Member of Parliament for Selkirk—Interlake
- In office 2 June 1997 – 28 June 2004
- Preceded by: riding reconstituted
- Succeeded by: James Bezan

Personal details
- Born: Howard E. Hilstrom 18 March 1947 (age 79) Estevan, Saskatchewan, Canada
- Party: Reform Party of Canada Canadian Alliance Conservative Party of Canada
- Profession: Law enforcement, rancher

= Howard Hilstrom =

Canadian politician, rancher and police officer

Howard E. Hilstrom (born 18 March 1947) is a former Canadian politician, rancher and police officer. Hilstrom served as a member of the House of Commons of Canada from 1997 to 2004. His career has included ranching and law enforcement.

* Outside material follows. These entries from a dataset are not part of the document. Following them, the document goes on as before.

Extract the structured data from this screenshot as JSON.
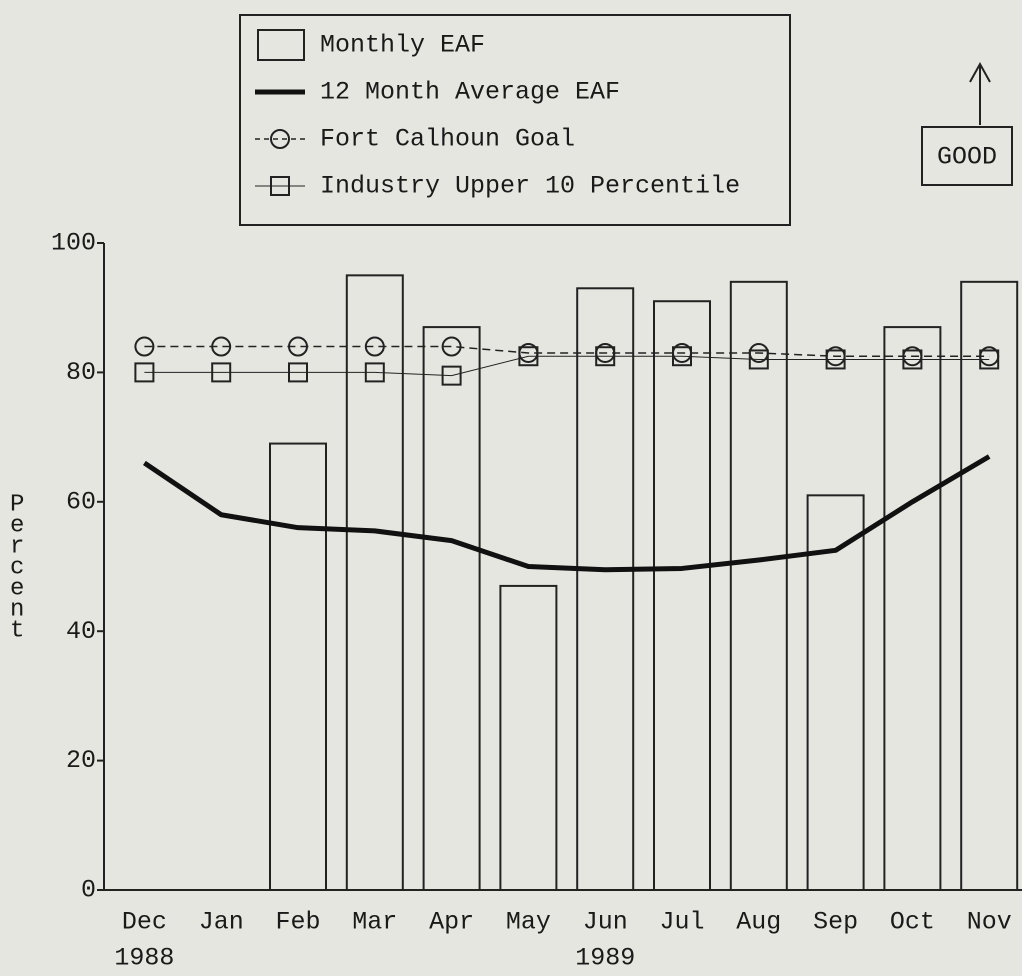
{
  "chart_data": {
    "type": "bar",
    "annotation": "GOOD",
    "y_label": "Percent",
    "categories": [
      "Dec",
      "Jan",
      "Feb",
      "Mar",
      "Apr",
      "May",
      "Jun",
      "Jul",
      "Aug",
      "Sep",
      "Oct",
      "Nov"
    ],
    "year_labels": [
      "1988",
      null,
      null,
      null,
      null,
      null,
      "1989",
      null,
      null,
      null,
      null,
      null
    ],
    "ylim": [
      0,
      100
    ],
    "yticks": [
      0,
      20,
      40,
      60,
      80,
      100
    ],
    "series": [
      {
        "name": "Monthly EAF",
        "type": "bar",
        "color": "#222222",
        "values": [
          null,
          null,
          69,
          95,
          87,
          47,
          93,
          91,
          94,
          61,
          87,
          94
        ]
      },
      {
        "name": "12 Month Average EAF",
        "type": "line",
        "color": "#111111",
        "width": 5,
        "values": [
          66,
          58,
          56,
          55.5,
          54,
          50,
          49.5,
          49.7,
          51,
          52.5,
          60,
          67
        ]
      },
      {
        "name": "Fort Calhoun Goal",
        "type": "line",
        "color": "#222222",
        "width": 1.5,
        "dash": true,
        "marker": "circle",
        "values": [
          84,
          84,
          84,
          84,
          84,
          83,
          83,
          83,
          83,
          82.5,
          82.5,
          82.5
        ]
      },
      {
        "name": "Industry Upper 10 Percentile",
        "type": "line",
        "color": "#222222",
        "width": 1,
        "marker": "square",
        "values": [
          80,
          80,
          80,
          80,
          79.5,
          82.5,
          82.5,
          82.5,
          82,
          82,
          82,
          82
        ]
      }
    ]
  }
}
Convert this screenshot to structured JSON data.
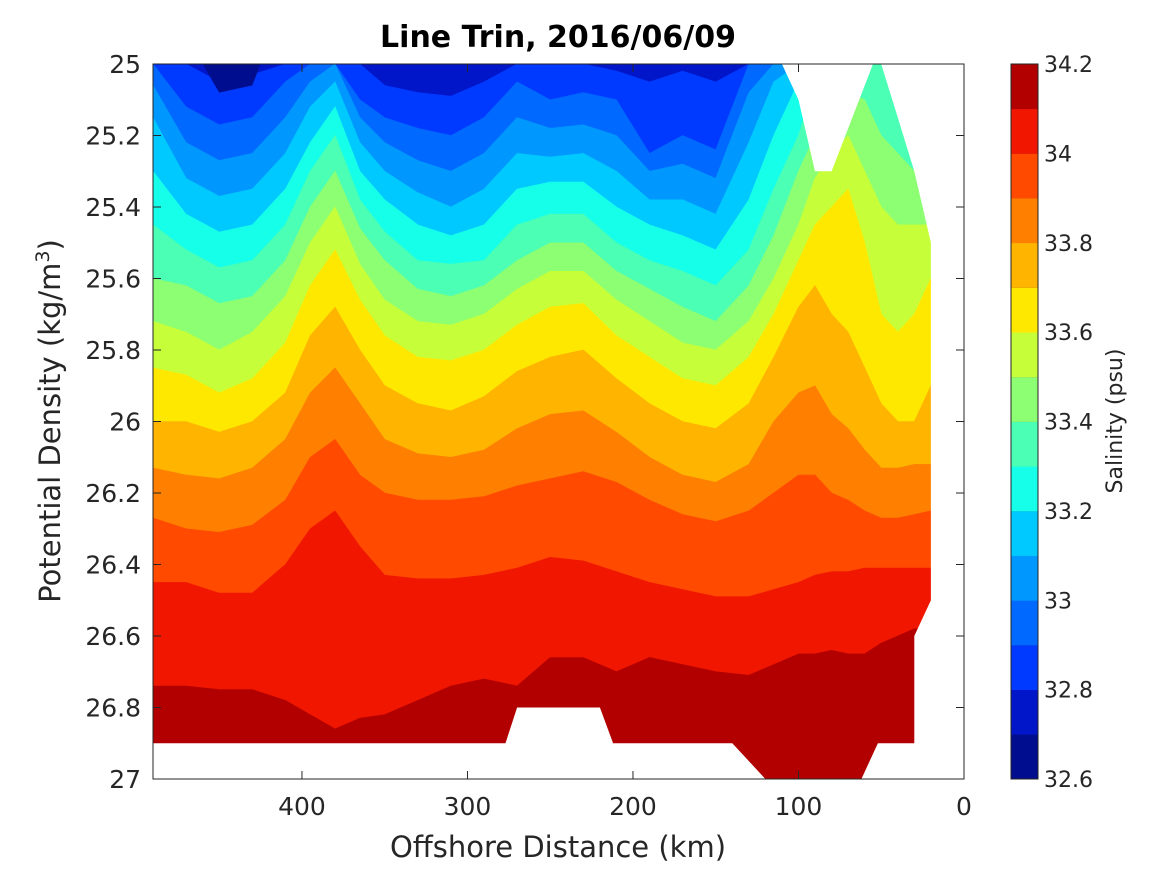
{
  "chart_data": {
    "type": "contour",
    "title": "Line Trin, 2016/06/09",
    "xlabel": "Offshore Distance (km)",
    "ylabel_main": "Potential Density (kg/m",
    "ylabel_sup": "3",
    "ylabel_tail": ")",
    "colorbar_label": "Salinity (psu)",
    "x_reversed": true,
    "y_reversed": true,
    "xlim": [
      0,
      490
    ],
    "ylim": [
      25,
      27
    ],
    "x_ticks": [
      400,
      300,
      200,
      100,
      0
    ],
    "y_ticks": [
      25,
      25.2,
      25.4,
      25.6,
      25.8,
      26,
      26.2,
      26.4,
      26.6,
      26.8,
      27
    ],
    "colorbar_ticks": [
      32.6,
      32.8,
      33,
      33.2,
      33.4,
      33.6,
      33.8,
      34,
      34.2
    ],
    "contour_levels": [
      32.6,
      32.7,
      32.8,
      32.9,
      33.0,
      33.1,
      33.2,
      33.3,
      33.4,
      33.5,
      33.6,
      33.7,
      33.8,
      33.9,
      34.0,
      34.1,
      34.2
    ],
    "colors": [
      "#000d8f",
      "#0016c8",
      "#0039ff",
      "#0069ff",
      "#0098ff",
      "#00c9ff",
      "#16ffe9",
      "#4bffb4",
      "#8dff72",
      "#c6ff39",
      "#ffe800",
      "#ffb400",
      "#ff7f00",
      "#ff4a00",
      "#f01600",
      "#b20000"
    ],
    "profile_x": [
      490,
      470,
      450,
      430,
      410,
      395,
      380,
      365,
      350,
      330,
      310,
      290,
      270,
      250,
      230,
      210,
      190,
      170,
      150,
      130,
      115,
      100,
      90,
      80,
      70,
      60,
      50,
      40,
      30,
      20
    ],
    "isohalines": [
      {
        "level": 32.8,
        "density": [
          25.0,
          25.0,
          25.05,
          25.03,
          25.0,
          25.0,
          25.0,
          25.0,
          25.06,
          25.08,
          25.09,
          25.05,
          25.0,
          25.0,
          25.0,
          25.02,
          25.05,
          25.02,
          25.05,
          25.0,
          25.0,
          25.0,
          25.0,
          25.0,
          25.0,
          25.0,
          25.0,
          25.0,
          25.0,
          25.0
        ]
      },
      {
        "level": 32.9,
        "density": [
          25.0,
          25.12,
          25.17,
          25.15,
          25.05,
          25.0,
          25.0,
          25.1,
          25.15,
          25.18,
          25.2,
          25.15,
          25.05,
          25.1,
          25.08,
          25.1,
          25.25,
          25.2,
          25.24,
          25.0,
          25.0,
          25.0,
          25.0,
          25.0,
          25.0,
          25.0,
          25.0,
          25.0,
          25.0,
          25.0
        ]
      },
      {
        "level": 33.0,
        "density": [
          25.06,
          25.22,
          25.27,
          25.25,
          25.15,
          25.05,
          25.0,
          25.15,
          25.22,
          25.27,
          25.3,
          25.25,
          25.15,
          25.18,
          25.17,
          25.2,
          25.3,
          25.28,
          25.32,
          25.08,
          25.0,
          25.0,
          25.0,
          25.0,
          25.0,
          25.0,
          25.0,
          25.0,
          25.0,
          25.0
        ]
      },
      {
        "level": 33.1,
        "density": [
          25.15,
          25.32,
          25.37,
          25.35,
          25.25,
          25.12,
          25.05,
          25.22,
          25.3,
          25.36,
          25.4,
          25.35,
          25.25,
          25.26,
          25.25,
          25.3,
          25.38,
          25.38,
          25.42,
          25.22,
          25.05,
          25.0,
          25.0,
          25.0,
          25.0,
          25.0,
          25.0,
          25.0,
          25.0,
          25.0
        ]
      },
      {
        "level": 33.2,
        "density": [
          25.3,
          25.42,
          25.47,
          25.45,
          25.35,
          25.22,
          25.12,
          25.3,
          25.38,
          25.45,
          25.48,
          25.45,
          25.35,
          25.33,
          25.33,
          25.4,
          25.45,
          25.48,
          25.52,
          25.38,
          25.2,
          25.05,
          25.0,
          25.0,
          25.0,
          25.0,
          25.0,
          25.0,
          25.0,
          25.0
        ]
      },
      {
        "level": 33.3,
        "density": [
          25.45,
          25.52,
          25.57,
          25.55,
          25.45,
          25.3,
          25.2,
          25.38,
          25.47,
          25.55,
          25.56,
          25.55,
          25.45,
          25.42,
          25.42,
          25.5,
          25.55,
          25.58,
          25.62,
          25.52,
          25.35,
          25.2,
          25.05,
          25.0,
          25.0,
          25.0,
          25.0,
          25.0,
          25.0,
          25.0
        ]
      },
      {
        "level": 33.4,
        "density": [
          25.6,
          25.62,
          25.67,
          25.65,
          25.55,
          25.4,
          25.3,
          25.46,
          25.55,
          25.63,
          25.65,
          25.62,
          25.55,
          25.5,
          25.5,
          25.58,
          25.63,
          25.68,
          25.72,
          25.62,
          25.48,
          25.3,
          25.2,
          25.12,
          25.08,
          25.1,
          25.2,
          25.25,
          25.3,
          25.35
        ]
      },
      {
        "level": 33.5,
        "density": [
          25.72,
          25.75,
          25.8,
          25.75,
          25.65,
          25.5,
          25.4,
          25.56,
          25.66,
          25.72,
          25.73,
          25.7,
          25.63,
          25.58,
          25.58,
          25.66,
          25.72,
          25.78,
          25.8,
          25.72,
          25.6,
          25.45,
          25.32,
          25.25,
          25.2,
          25.3,
          25.4,
          25.45,
          25.45,
          25.45
        ]
      },
      {
        "level": 33.6,
        "density": [
          25.85,
          25.87,
          25.92,
          25.88,
          25.78,
          25.62,
          25.52,
          25.66,
          25.76,
          25.82,
          25.83,
          25.8,
          25.73,
          25.68,
          25.67,
          25.76,
          25.82,
          25.88,
          25.9,
          25.82,
          25.7,
          25.55,
          25.45,
          25.4,
          25.35,
          25.5,
          25.7,
          25.75,
          25.7,
          25.6
        ]
      },
      {
        "level": 33.7,
        "density": [
          26.0,
          26.0,
          26.03,
          26.0,
          25.92,
          25.76,
          25.68,
          25.8,
          25.9,
          25.95,
          25.97,
          25.93,
          25.86,
          25.82,
          25.8,
          25.88,
          25.95,
          26.0,
          26.02,
          25.95,
          25.82,
          25.68,
          25.62,
          25.7,
          25.75,
          25.85,
          25.95,
          26.0,
          26.0,
          25.9
        ]
      },
      {
        "level": 33.8,
        "density": [
          26.13,
          26.15,
          26.16,
          26.13,
          26.05,
          25.92,
          25.85,
          25.95,
          26.05,
          26.09,
          26.1,
          26.08,
          26.02,
          25.98,
          25.97,
          26.03,
          26.1,
          26.15,
          26.17,
          26.12,
          26.0,
          25.92,
          25.9,
          25.98,
          26.02,
          26.08,
          26.13,
          26.13,
          26.12,
          26.12
        ]
      },
      {
        "level": 33.9,
        "density": [
          26.27,
          26.3,
          26.31,
          26.29,
          26.22,
          26.1,
          26.05,
          26.15,
          26.2,
          26.22,
          26.22,
          26.21,
          26.18,
          26.16,
          26.14,
          26.17,
          26.22,
          26.26,
          26.28,
          26.25,
          26.2,
          26.15,
          26.15,
          26.2,
          26.22,
          26.25,
          26.27,
          26.27,
          26.26,
          26.25
        ]
      },
      {
        "level": 34.0,
        "density": [
          26.45,
          26.45,
          26.48,
          26.48,
          26.4,
          26.3,
          26.25,
          26.35,
          26.43,
          26.44,
          26.44,
          26.43,
          26.41,
          26.38,
          26.39,
          26.42,
          26.45,
          26.47,
          26.49,
          26.49,
          26.47,
          26.45,
          26.43,
          26.42,
          26.42,
          26.41,
          26.41,
          26.41,
          26.41,
          26.41
        ]
      },
      {
        "level": 34.1,
        "density": [
          26.74,
          26.74,
          26.75,
          26.75,
          26.78,
          26.82,
          26.86,
          26.83,
          26.82,
          26.78,
          26.74,
          26.72,
          26.74,
          26.66,
          26.66,
          26.7,
          26.66,
          26.68,
          26.7,
          26.71,
          26.68,
          26.65,
          26.65,
          26.64,
          26.65,
          26.65,
          26.62,
          26.6,
          26.58,
          26.58
        ]
      },
      {
        "level": 34.2,
        "density": [
          27.0,
          27.0,
          27.0,
          27.0,
          27.0,
          27.0,
          27.0,
          27.0,
          27.0,
          27.0,
          27.0,
          27.0,
          27.0,
          27.0,
          27.0,
          27.0,
          27.0,
          27.0,
          26.9,
          26.9,
          26.89,
          26.9,
          26.87,
          26.86,
          26.85,
          26.85,
          26.85,
          26.85,
          26.85,
          27.0
        ]
      }
    ],
    "mask": {
      "note_free": true,
      "bottom_edge": [
        [
          490,
          26.9
        ],
        [
          277,
          26.9
        ],
        [
          270,
          26.8
        ],
        [
          220,
          26.8
        ],
        [
          212,
          26.9
        ],
        [
          140,
          26.9
        ],
        [
          120,
          27.0
        ],
        [
          62,
          27.0
        ],
        [
          52,
          26.9
        ],
        [
          30,
          26.9
        ],
        [
          30,
          26.6
        ],
        [
          20,
          26.5
        ],
        [
          20,
          25.5
        ]
      ],
      "top_edge": [
        [
          20,
          25.5
        ],
        [
          30,
          25.3
        ],
        [
          40,
          25.15
        ],
        [
          50,
          25.0
        ],
        [
          55,
          25.0
        ],
        [
          80,
          25.3
        ],
        [
          90,
          25.3
        ],
        [
          100,
          25.1
        ],
        [
          110,
          25.0
        ]
      ]
    }
  }
}
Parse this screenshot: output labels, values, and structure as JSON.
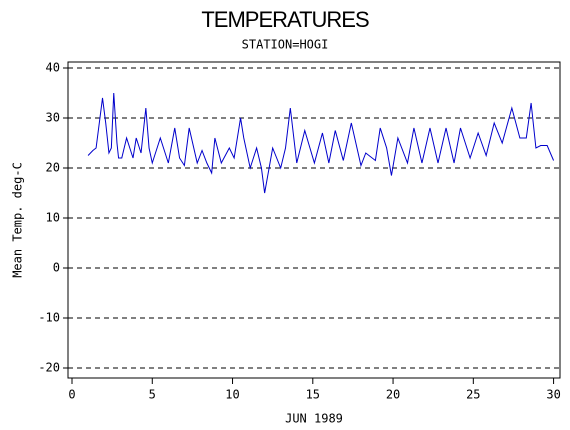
{
  "chart_data": {
    "type": "line",
    "title": "TEMPERATURES",
    "subtitle": "STATION=HOGI",
    "x_label": "JUN 1989",
    "y_label": "Mean Temp. deg-C",
    "color": "#0000cc",
    "x": [
      1.0,
      1.3,
      1.5,
      1.9,
      2.1,
      2.3,
      2.45,
      2.6,
      2.8,
      2.9,
      3.1,
      3.4,
      3.6,
      3.8,
      4.0,
      4.3,
      4.6,
      4.8,
      5.0,
      5.5,
      6.0,
      6.4,
      6.7,
      7.0,
      7.3,
      7.8,
      8.1,
      8.4,
      8.7,
      8.9,
      9.3,
      9.8,
      10.1,
      10.5,
      10.7,
      11.1,
      11.5,
      11.8,
      12.0,
      12.5,
      13.0,
      13.3,
      13.6,
      14.0,
      14.5,
      15.1,
      15.6,
      16.0,
      16.4,
      16.9,
      17.4,
      18.0,
      18.3,
      18.9,
      19.2,
      19.6,
      19.9,
      20.3,
      20.9,
      21.3,
      21.8,
      22.3,
      22.8,
      23.3,
      23.8,
      24.2,
      24.8,
      25.3,
      25.8,
      26.3,
      26.8,
      27.4,
      27.9,
      28.3,
      28.6,
      28.9,
      29.2,
      29.6,
      30.0
    ],
    "values": [
      22.5,
      23.5,
      24,
      34,
      29,
      23,
      24,
      35,
      25,
      22,
      22,
      26,
      24,
      22,
      26,
      23,
      32,
      24,
      21,
      26,
      21,
      28,
      22,
      20.5,
      28,
      21,
      23.5,
      21,
      19,
      26,
      21,
      24,
      22,
      30,
      26,
      20,
      24,
      20,
      15,
      24,
      20,
      24,
      32,
      21,
      27.5,
      21,
      27,
      21,
      27.5,
      21.5,
      29,
      20.5,
      23,
      21.5,
      28,
      24,
      18.5,
      26,
      21,
      28,
      21,
      28,
      21,
      28,
      21,
      28,
      22,
      27,
      22.5,
      29,
      25,
      32,
      26,
      26,
      33,
      24,
      24.5,
      24.5,
      21.5
    ],
    "xlim": [
      -0.25,
      30.4
    ],
    "xticks": [
      0,
      5,
      10,
      15,
      20,
      25,
      30
    ],
    "ylim": [
      -22,
      41.2
    ],
    "yticks": [
      -20,
      -10,
      0,
      10,
      20,
      30,
      40
    ],
    "grid": true
  }
}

He was elected in the Selkirk—Interlake electoral district under the Reform Party of Canada in the 1997 general election. He was re-elected in 2000 as the party changed names from the Canadian Alliance to the Conservative Party of Canada. He served in the 36th and 37th Canadian Parliaments. He served on parliamentary committees relating to agriculture during his terms of office.

Hilstrom left office in 2004 as he did not contest Selkirk—Interlake again. James Bezan, also of the Conservative Party, succeeded Hilstrom in the House of Commons.